Le vendredi 23 août, l’administration du Trésor des États-Unis a lancé une nouvelle vague de sanctions économiques contre des entreprises suspectées de contribuer à l’industrie militaire russe et d’aider les efforts de guerre du Kremlin en Ukraine. Plusieurs filiales de Promtech, un important groupe industriel russe spécialisé dans la création et la fabrication de pièces aéronautiques, spatiales, et de matériel terrestre et marin, ont été spécifiquement visées par les autorités américaines.
Une investigation menée par Le Monde et plusieurs autres médias, le 18 juillet, avait dévoilé les manœuvres de ce groupe pour se fournir en Europe malgré les sanctions internationales. L’enquête avait notamment mis en évidence l’importance de l’ Industrial Technologies Group France (ITGF), une succursale française de Promtech localisée dans les Yvelines, qui s’est pendant des années approvisionnée auprès de fournisseurs européens en composants techniques susceptibles d’être utilisés à des fins militaires, tels que dans des chars, des drones ou des obus.
Suite à l’attaque de l’Ukraine débutée en février 2022, les principales sociétés européennes ont cessé leurs relations avec les entreprises associées à Promtech. Toutefois, le groupe russe a contourné ces restrictions en enregistrant une entreprise en Turquie, Enütek Makina, qui a repris les activités d’ITGF pour poursuivre l’exportation de ces composants vers la Russie.
Vers la fin de 2023, les autorités des États-Unis avaient imposé des sanctions à plusieurs entreprises du groupe Promtech, sans viser directement ses filiales en France et en Turquie. Cela a maintenant changé. Confirmant les informations divulguées par Le Monde et ses associés, le département du Trésor soutient qu’ITGF a collaboré avec Promtech pour « approvisionner en composants électriques provenant des États-Unis ou d’ailleurs » et qu’Enütek Makina « a réalisé des centaines d’envois de technologies, y compris des technologies à double usage de haute importance, comme des circuits électroniques intégrés et des condensateurs en céramique, aux filiales de Promtech qui ont été sanctionnées par les États-Unis. ». De plus, les États-Unis ont aussi identifié d’autres entités en Turquie, en Estonie et à Hong Kong soupçonnées d’être des sociétés couvertes pour le groupe russe.

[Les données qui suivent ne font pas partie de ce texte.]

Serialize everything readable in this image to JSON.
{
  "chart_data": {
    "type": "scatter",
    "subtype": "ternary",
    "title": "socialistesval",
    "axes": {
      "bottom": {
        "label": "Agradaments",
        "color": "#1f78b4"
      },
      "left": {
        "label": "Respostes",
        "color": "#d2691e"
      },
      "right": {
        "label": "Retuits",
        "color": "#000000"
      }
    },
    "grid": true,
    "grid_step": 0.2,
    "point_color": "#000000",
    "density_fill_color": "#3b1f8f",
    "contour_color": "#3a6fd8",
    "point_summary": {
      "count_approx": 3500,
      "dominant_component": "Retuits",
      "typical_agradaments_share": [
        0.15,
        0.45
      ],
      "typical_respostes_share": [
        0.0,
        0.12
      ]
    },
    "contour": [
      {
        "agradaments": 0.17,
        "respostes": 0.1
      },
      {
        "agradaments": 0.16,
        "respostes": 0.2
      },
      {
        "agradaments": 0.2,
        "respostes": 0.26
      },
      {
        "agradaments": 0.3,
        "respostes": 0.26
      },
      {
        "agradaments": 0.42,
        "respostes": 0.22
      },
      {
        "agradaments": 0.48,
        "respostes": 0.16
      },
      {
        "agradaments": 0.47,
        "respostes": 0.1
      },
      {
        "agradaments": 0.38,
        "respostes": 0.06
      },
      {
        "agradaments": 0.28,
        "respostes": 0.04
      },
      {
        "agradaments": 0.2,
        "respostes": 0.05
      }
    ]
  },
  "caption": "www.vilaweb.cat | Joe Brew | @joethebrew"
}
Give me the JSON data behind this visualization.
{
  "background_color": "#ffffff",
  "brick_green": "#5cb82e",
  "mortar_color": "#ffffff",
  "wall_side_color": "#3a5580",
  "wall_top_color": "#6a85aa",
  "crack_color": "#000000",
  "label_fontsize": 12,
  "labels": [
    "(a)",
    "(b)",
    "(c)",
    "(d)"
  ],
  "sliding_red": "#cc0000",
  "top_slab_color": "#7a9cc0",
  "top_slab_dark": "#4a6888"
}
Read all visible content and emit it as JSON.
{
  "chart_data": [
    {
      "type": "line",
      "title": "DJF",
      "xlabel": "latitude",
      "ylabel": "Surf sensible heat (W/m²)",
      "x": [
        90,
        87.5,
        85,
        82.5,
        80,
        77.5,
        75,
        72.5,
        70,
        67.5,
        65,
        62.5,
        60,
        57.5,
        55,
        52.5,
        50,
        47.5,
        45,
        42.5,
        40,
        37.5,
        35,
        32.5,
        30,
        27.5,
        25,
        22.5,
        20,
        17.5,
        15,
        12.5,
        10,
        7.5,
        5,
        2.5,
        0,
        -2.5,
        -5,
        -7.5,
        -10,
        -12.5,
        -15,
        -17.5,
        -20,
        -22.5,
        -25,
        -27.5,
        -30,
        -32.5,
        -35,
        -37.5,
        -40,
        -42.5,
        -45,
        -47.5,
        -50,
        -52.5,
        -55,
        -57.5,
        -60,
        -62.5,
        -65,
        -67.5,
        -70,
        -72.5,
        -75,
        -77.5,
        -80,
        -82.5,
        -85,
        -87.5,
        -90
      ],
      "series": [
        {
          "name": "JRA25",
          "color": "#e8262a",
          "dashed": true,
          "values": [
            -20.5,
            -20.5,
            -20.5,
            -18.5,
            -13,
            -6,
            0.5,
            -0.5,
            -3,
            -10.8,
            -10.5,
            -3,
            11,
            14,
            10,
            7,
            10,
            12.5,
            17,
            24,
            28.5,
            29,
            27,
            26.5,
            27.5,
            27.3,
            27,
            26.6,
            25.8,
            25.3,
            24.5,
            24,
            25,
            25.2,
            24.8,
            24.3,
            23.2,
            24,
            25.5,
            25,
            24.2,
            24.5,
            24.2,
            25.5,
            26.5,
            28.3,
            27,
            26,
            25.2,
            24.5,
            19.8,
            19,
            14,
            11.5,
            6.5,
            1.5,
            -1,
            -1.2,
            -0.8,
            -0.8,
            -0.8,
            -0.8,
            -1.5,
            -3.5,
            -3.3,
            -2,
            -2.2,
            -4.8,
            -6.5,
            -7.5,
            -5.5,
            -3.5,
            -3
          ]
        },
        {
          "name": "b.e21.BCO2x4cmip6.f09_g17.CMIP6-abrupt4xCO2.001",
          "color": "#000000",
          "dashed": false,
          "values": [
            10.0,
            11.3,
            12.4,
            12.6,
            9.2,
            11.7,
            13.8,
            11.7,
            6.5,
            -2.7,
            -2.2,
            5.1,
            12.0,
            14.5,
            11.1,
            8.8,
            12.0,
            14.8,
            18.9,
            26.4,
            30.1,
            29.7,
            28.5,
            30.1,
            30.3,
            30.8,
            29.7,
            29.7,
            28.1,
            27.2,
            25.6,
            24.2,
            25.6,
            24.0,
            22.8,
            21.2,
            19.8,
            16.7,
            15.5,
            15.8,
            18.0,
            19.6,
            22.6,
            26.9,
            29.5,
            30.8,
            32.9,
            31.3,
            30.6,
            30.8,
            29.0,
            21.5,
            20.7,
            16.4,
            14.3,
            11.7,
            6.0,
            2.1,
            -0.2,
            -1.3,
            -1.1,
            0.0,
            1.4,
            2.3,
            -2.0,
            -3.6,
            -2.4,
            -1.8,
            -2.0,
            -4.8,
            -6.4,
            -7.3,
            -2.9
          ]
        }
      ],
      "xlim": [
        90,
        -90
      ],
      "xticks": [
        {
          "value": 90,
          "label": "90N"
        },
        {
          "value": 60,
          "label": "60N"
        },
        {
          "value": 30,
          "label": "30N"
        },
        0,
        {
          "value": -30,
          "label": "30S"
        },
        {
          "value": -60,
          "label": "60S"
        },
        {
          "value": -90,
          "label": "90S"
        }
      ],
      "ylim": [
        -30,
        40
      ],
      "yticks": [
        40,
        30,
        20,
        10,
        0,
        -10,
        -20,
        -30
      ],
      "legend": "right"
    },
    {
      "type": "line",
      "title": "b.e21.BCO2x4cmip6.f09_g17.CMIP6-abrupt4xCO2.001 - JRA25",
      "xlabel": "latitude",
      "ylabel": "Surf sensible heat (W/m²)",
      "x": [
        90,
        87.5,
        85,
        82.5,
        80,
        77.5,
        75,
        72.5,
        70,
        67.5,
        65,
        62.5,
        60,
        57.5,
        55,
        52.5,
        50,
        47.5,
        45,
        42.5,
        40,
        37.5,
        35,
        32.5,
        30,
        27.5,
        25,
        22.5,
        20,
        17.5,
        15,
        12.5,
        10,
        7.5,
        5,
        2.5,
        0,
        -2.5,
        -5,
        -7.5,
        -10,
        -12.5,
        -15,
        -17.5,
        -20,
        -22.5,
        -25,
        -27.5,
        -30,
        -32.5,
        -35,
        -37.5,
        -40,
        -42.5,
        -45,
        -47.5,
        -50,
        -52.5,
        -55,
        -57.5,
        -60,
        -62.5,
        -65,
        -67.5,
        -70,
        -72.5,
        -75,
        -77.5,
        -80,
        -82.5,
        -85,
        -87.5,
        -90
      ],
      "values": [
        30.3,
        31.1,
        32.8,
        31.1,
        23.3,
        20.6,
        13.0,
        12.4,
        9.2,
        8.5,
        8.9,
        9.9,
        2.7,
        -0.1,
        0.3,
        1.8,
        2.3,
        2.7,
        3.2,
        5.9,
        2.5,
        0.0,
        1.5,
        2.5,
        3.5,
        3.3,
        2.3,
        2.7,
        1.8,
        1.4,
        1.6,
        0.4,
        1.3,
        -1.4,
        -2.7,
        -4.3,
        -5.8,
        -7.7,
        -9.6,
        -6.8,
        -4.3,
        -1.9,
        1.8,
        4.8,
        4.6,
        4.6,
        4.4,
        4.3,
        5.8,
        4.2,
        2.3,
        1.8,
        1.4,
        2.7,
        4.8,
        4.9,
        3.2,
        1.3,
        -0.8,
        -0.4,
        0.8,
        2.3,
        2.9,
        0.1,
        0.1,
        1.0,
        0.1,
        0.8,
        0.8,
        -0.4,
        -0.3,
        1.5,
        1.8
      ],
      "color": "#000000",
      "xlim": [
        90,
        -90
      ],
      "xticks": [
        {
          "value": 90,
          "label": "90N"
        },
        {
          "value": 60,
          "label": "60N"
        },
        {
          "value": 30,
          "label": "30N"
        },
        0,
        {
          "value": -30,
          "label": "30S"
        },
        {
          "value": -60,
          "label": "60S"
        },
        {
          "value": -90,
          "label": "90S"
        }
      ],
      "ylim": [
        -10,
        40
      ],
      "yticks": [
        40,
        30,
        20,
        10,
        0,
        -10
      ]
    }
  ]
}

Interrogé par son avocate, Me Amandine Eritzian, le directeur d’ITGF, Igor Reutov, affirme être « dévasté » par ces sanctions, qui le ciblent directement. Ce ressortissant russe, qui vit en France depuis de nombreuses années, prétend avoir rompu ses relations avec Promtech fin 2021 pour se concentrer sur « le marché français ». Il plaide pour une « naïveté (…) lourde de conséquences » face à de « graves manipulations », et renvoie la responsabilité de la création d’Enütek Makina aux nouveaux propriétaires chinois d’ITGF, Xingze Zhou et Li Xinglin, qu’il prétend « n’avoir jamais rencontré[s] ». La publication de l’enquête du Monde et de ses partenaires ayant « déclenché une réaction directe de la part des partenaires d’ITGF, refusant immédiatement de continuer les relations commerciales », ITGF a été dissoute fin juillet.